Cézar Freitas
2008-Oct-01 12:21 UTC
[R] "tapply versus by" in function with more than 1 arguments
Hi. I searched the list and didn't found nothing similar to this. I
simplified my example like below:
#I need calculate correlation (for example) between 2 columns classified by a
third one at a data.frame, like below:
#number of rows
nr = 10
#the third column is to enforce that I need correlation on two variables only
dataf =
as.data.frame(matrix(c(rnorm(nr),rnorm(nr)*2,runif(nr),sort(c(1,1,2,2,3,3,sample(1:3,nr-6,replace=TRUE)))),ncol=4))
names(dataf)[4] = "class"
#> dataf
# V1 V2 V3 class
#1 0.56933020 1.2529931 0.30774422 1
#2 0.41702299 -1.6441547 0.76140046 1
#3 -1.07671647 -4.8747575 0.43706944 1
#4 -1.97701167 1.3015196 0.04390175 2
#5 0.56501325 1.8597720 0.08174124 2
#6 0.70068638 1.7922641 0.74730126 2
#7 -1.39956177 -1.9918904 0.64521918 3
#8 0.27086664 0.3745362 0.61026133 3
#9 0.04282347 3.7360407 0.48696109 3
#10 -0.34262654 0.7933674 0.09824913 3
#I tried:
tapply(dataf$V1, dataf$class, cor, dataf$V2)

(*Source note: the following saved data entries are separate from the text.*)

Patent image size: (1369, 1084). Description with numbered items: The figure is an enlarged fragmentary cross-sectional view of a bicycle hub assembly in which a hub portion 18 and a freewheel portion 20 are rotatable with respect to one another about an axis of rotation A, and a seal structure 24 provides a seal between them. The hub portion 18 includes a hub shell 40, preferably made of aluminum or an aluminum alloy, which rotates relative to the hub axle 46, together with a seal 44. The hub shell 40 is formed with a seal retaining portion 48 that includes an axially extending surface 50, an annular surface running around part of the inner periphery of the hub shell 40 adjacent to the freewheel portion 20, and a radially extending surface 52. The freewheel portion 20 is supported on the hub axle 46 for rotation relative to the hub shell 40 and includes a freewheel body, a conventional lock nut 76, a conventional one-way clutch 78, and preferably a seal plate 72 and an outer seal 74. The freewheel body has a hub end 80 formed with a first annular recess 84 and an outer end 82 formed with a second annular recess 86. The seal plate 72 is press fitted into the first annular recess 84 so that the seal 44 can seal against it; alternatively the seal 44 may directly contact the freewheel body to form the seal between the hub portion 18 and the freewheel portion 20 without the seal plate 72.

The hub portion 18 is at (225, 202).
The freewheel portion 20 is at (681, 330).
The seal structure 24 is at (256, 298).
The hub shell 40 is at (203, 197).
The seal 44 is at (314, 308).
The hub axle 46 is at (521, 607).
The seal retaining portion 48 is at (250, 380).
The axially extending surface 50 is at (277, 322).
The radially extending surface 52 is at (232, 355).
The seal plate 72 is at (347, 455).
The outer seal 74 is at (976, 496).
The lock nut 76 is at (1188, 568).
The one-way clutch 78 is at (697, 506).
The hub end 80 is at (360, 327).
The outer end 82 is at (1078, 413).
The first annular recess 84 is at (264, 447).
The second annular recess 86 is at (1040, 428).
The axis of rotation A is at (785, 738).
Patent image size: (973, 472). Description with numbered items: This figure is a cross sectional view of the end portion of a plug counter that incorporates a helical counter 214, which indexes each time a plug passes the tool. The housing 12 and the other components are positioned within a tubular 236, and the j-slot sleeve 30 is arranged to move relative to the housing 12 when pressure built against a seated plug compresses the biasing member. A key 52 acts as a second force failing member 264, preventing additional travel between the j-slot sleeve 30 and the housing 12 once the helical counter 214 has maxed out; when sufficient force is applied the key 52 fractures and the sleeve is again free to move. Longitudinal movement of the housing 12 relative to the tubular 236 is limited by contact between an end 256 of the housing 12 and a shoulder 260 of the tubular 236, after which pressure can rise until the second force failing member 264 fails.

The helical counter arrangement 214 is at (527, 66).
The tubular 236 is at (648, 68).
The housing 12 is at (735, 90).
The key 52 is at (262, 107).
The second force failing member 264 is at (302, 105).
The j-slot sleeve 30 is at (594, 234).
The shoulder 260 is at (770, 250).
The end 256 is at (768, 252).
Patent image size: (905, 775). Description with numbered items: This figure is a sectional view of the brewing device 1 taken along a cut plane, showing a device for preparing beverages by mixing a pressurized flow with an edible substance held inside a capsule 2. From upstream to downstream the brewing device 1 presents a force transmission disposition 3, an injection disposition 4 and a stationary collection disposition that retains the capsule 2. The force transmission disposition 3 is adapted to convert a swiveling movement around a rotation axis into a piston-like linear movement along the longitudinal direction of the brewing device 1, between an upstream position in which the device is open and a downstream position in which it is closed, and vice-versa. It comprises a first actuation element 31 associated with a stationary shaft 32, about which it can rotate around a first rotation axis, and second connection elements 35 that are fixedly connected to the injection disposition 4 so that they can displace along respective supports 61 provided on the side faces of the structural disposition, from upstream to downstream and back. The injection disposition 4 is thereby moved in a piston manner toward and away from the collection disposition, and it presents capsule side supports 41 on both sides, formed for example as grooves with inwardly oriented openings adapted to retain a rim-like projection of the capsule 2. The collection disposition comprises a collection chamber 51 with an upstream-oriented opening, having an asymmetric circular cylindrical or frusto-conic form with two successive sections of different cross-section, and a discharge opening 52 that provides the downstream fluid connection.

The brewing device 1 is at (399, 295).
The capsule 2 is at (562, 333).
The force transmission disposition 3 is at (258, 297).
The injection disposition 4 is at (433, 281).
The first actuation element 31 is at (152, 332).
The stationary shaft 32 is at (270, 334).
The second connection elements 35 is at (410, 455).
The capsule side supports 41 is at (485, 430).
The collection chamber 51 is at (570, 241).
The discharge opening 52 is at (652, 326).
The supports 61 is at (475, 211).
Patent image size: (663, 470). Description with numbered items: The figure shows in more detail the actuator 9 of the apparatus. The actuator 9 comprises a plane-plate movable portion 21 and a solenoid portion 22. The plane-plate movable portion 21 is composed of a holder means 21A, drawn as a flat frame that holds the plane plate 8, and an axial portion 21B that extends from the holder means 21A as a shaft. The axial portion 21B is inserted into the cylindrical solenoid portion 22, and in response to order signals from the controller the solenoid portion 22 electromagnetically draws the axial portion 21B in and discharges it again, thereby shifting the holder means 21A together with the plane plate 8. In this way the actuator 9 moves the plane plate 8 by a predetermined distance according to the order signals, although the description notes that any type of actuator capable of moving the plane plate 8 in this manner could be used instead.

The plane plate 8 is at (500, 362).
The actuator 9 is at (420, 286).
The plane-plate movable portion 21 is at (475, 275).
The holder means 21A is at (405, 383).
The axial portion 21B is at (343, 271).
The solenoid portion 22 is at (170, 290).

#Error FUN(X[[1L]], ...) : incompatible dimensions
tapply(dataf$V1, dataf$class, cor, tapply(dataf$V2, dataf$class))
#Error FUN(X[[1L]], ...) : incompatible dimensions
#But using "by" I obtain:
by(dataf[,c("V1","V2")], dataf$class, cor)
#dataf$class: 1
# V1 V2
#V1 1.00000 0.91777
#V2 0.91777 1.00000
#--------------------------------------------------------------------------------------------------
#dataf$class: 2
# V1 V2
#V1 1.000000 0.987857
#V2 0.987857 1.000000
#--------------------------------------------------------------------------------------------------
#dataf$class: 3
# V1 V2
#V1 1.0000000 0.7318938
#V2 0.7318938 1.0000000
#My interest is on cor(V1,V2)[1,2], so I can take 0.91777, 0.987857 and
0.7318938, but I think that tapply can works better, if I can solve the problem.
Thanks,
Cezar
Novos endereços, o Yahoo! que você conhece. Crie um email novo com a sua
cara @ymail.com ou @rocketmail.com.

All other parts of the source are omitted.